Raising the federal minimum wage to $15 an hour would put approximately 1.3 million Americans out of work, the Congressional Budget Office concluded in a study released Monday. For perspective, that’s the equivalent of the entire population of New Hampshire.
The CBO found that a $15 minimum wage likely would
- “Boost workers’ earnings through higher wages, though some of those higher earnings would be offset by higher rates of joblessness;
- “Reduce business income and raise prices as higher labor costs were absorbed by business owners and then passed on to consumers; and
- “Reduce the nation’s output slightly through the reduction in employment and a corresponding decline in the nation’s stock of capital (such as buildings, machines, and technologies).
- “On the basis of those effects and CBO’s estimate of the median effect on employment, the $15 option would reduce total real (inflation-adjusted) family income in 2025 by $9 billion, or 0.1 percent.”
Those are the mid-range effects in the CBO’s analysis. The $15 minimum wage could cost as many as 3.7 million jobs, the study concluded.

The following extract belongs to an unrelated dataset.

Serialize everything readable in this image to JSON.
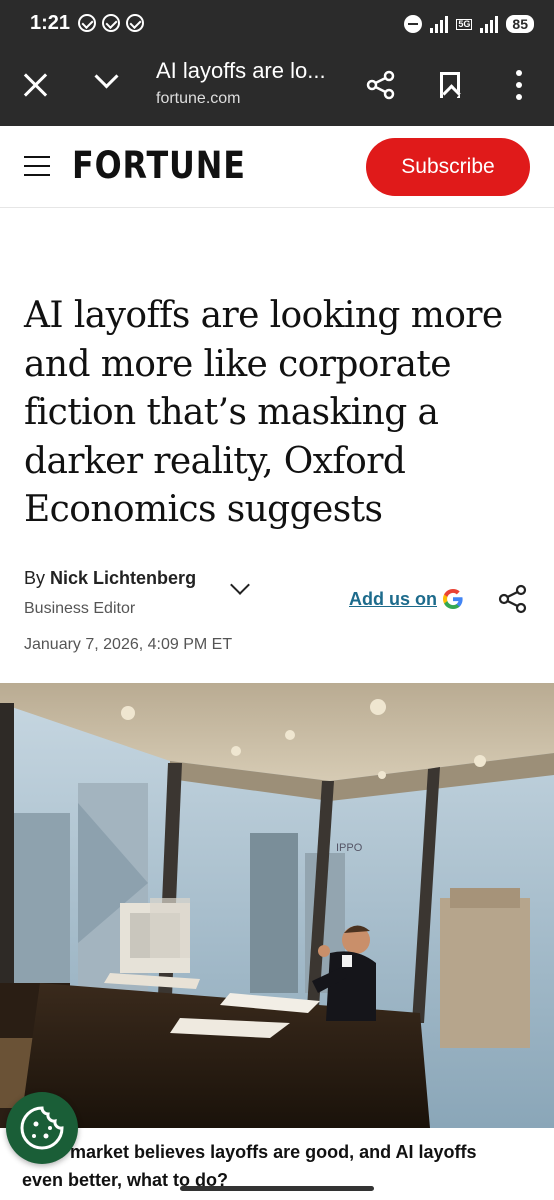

That’s more than the population of Connecticut.
New Hampshire legislators recently passed a bill to mandate a $12 minimum wage by 2022. The CBO study found similar but smaller effects for a $12 minimum wage. Job losses in the median range would reach around 300,000, or the equivalent of the entire population of Rockingham County.
“Like the $15 option, this option would boost wages, but it would also increase joblessness, reduce business income, raise prices, and lower total output in the economy,” the CBO wrote of the $12 minimum wage. “On balance, real family income in 2025 would fall by $1 billion, or less than 0.05 percent.”
Advocates of a higher minimum wage have challenged Gov. Chris Sununu to live on the $7.25 minimum wage for a week. But people earning the minimum wage are not typically heads of household. They tend to be young, single, and working part-time. It is an entry-level wage meant to give unskilled employees opportunities to enter the labor market and gain skills.
Artificially inflating entry-level wages prices the lowest-skilled workers out of the labor market, as the CBO analysis shows. A high minimum wage is, in effect, a subsidy for skilled workers that comes at the expense of unskilled workers.
Given a the effects a high minimum wage would have on employment, the better challenge is for activists to live for a week on zero dollars. That’s how much someone earns when his or her job opportunities are eliminated by an arbitrary, government-decreed wage floor.